Why SPI matters in supplier governance
Supplier Performance Index (SPI) turns delivery, quality, and service signals into one consistent score. In a 90‑day review, an SPI of 92 typically indicates stable supply, while 70 often correlates with frequent expediting and inspection overload. Using a single index helps procurement, quality, and operations agree on priorities and prevents debates driven by isolated incidents. Because each component is capped at 100, exceptional performance cannot hide major failures elsewhere. If on‑time is 60% but quality is 99%, a delivery‑heavy weighting makes the shortfall visible. This supports objective supplier conversations and fair comparisons across plants. Use monthly rolling averages to smooth seasonality and one‑off disruptions.
Interpreting the five component scores
Delivery Score reflects schedule reliability, while Quality Score captures accepted units versus total received. Lead Time Score rewards suppliers that meet promised lead times, and Response Score measures how quickly issues are acknowledged and corrected. Cost Score uses percentage variance versus the agreed price; for example, a +4% variance becomes a 96 cost score, supporting transparent commercial discussions.
Setting weights that match risk
Weights should mirror business risk. A regulated product line may set Quality at 40% and Delivery at 25%, while a low‑risk commodity might emphasize Cost at 30%. Keep the sum of weights meaningful, but any proportional set works because the calculator normalizes by total weight. Review weights quarterly so they stay aligned with demand volatility and defect trends.
Using thresholds for action plans
Define thresholds to trigger actions. Many teams use 90–100 as Preferred, 75–89 as Approved, and below 75 as Needs Improvement. Pair each band with a response: maintain status, request a corrective action plan, or launch a supplier development project. Tracking the same supplier over time highlights whether improvements are sustained or temporary.

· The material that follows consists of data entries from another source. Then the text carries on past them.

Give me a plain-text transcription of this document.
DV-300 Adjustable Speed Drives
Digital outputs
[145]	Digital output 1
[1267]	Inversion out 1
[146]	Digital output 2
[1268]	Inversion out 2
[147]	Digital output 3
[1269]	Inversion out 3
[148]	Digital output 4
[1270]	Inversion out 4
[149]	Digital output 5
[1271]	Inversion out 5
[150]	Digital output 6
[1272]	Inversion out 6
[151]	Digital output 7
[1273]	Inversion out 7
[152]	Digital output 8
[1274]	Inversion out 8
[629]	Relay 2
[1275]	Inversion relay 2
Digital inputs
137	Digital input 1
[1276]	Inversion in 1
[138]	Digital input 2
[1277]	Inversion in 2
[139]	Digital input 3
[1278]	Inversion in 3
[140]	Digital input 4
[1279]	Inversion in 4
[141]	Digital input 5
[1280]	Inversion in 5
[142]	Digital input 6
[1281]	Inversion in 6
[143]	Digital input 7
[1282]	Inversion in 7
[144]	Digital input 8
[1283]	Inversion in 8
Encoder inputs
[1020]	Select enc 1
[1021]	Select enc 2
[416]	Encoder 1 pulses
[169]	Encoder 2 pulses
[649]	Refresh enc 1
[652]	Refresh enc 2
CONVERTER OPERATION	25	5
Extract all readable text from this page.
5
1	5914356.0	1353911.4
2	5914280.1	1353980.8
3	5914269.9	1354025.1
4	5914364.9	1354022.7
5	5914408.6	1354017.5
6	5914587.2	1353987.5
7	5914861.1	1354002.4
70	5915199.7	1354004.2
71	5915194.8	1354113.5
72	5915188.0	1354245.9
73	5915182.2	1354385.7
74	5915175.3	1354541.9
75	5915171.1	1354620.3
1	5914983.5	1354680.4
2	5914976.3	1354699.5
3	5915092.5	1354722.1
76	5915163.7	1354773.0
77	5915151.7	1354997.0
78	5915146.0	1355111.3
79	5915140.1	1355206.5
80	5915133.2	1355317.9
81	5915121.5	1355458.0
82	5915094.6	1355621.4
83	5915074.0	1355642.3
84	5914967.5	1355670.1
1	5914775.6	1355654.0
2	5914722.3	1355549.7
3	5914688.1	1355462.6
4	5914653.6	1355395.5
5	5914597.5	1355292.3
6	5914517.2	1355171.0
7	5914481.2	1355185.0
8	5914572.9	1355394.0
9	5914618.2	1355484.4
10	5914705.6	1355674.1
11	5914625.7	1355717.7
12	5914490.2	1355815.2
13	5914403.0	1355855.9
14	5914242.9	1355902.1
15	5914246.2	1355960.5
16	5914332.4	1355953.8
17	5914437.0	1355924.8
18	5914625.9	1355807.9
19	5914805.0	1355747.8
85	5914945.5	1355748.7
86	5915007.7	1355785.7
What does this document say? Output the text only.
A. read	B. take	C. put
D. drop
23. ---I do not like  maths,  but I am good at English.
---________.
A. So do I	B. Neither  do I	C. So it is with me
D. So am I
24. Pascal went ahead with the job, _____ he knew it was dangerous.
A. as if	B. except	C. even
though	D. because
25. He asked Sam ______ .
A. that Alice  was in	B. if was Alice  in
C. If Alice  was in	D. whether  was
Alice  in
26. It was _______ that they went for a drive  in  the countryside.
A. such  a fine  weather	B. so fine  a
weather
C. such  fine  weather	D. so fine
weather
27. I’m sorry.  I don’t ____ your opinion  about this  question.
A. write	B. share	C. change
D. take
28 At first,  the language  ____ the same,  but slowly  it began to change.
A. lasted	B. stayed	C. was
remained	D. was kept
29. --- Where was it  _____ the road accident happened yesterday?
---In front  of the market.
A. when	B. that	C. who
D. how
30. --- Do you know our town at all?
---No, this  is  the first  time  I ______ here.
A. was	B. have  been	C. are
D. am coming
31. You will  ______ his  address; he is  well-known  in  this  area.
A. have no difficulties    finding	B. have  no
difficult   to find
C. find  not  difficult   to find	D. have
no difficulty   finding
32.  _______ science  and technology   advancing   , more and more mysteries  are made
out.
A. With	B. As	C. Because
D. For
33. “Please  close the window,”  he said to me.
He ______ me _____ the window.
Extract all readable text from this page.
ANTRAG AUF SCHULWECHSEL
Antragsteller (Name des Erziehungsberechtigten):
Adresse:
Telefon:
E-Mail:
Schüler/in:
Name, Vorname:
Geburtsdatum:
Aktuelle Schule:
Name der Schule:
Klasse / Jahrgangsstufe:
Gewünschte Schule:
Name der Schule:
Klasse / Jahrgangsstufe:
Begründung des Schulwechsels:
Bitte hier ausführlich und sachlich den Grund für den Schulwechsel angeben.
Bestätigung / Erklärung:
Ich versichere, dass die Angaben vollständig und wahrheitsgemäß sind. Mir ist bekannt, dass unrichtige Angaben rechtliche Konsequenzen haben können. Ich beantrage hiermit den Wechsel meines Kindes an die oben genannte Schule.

Reporting and continuous improvement
Exporting CSV supports scorecards and KPI dashboards, while PDF is ideal for audits and supplier meetings. Store inputs alongside outcomes to ensure traceability: volumes, on‑time counts, promised versus actual lead times, and response targets. When SPI moves, investigate which component changed first, then verify with incoming inspection data and delivery logs to close the loop.
FAQs
1) What period works best for scoring suppliers?
Use a consistent window such as monthly, quarterly, or rolling 90 days. Short windows react faster to disruptions, while longer windows reduce noise. Keep the same period when comparing suppliers in the same category.
2) How should partial or split deliveries be counted?
Count each delivery line as one shipment if it has its own due date and receipt. For split shipments against one PO line, treat the final receipt date as the delivery date, or track splits separately if expediting cost is significant.
3) What inputs are required for Lead Time and Response scores?
Enter average promised lead time and average actual lead time in days. For responsiveness, enter the target response time and the measured average response in hours. Values must be greater than zero to compute proportional scores.
4) How do I set weights without biasing the SPI unfairly?
Start with equal weights, then increase the weight for the metric that drives your largest operational risk. Document the rationale and review weights with stakeholders. The calculator normalizes by total weight, so only the proportions matter.
5) Why can a high score still show “Acceptable” or lower?
The rating is based on SPI bands. If one component drops sharply, the weighted average can fall below your threshold even when other components look strong. Review the component scores to identify the main driver.
6) When should I export CSV versus PDF?
Use CSV for dashboards, trend charts, and importing into scorecards. Use PDF for supplier reviews, audits, and sharing a fixed snapshot with management. Save the exported file with the period name for traceability.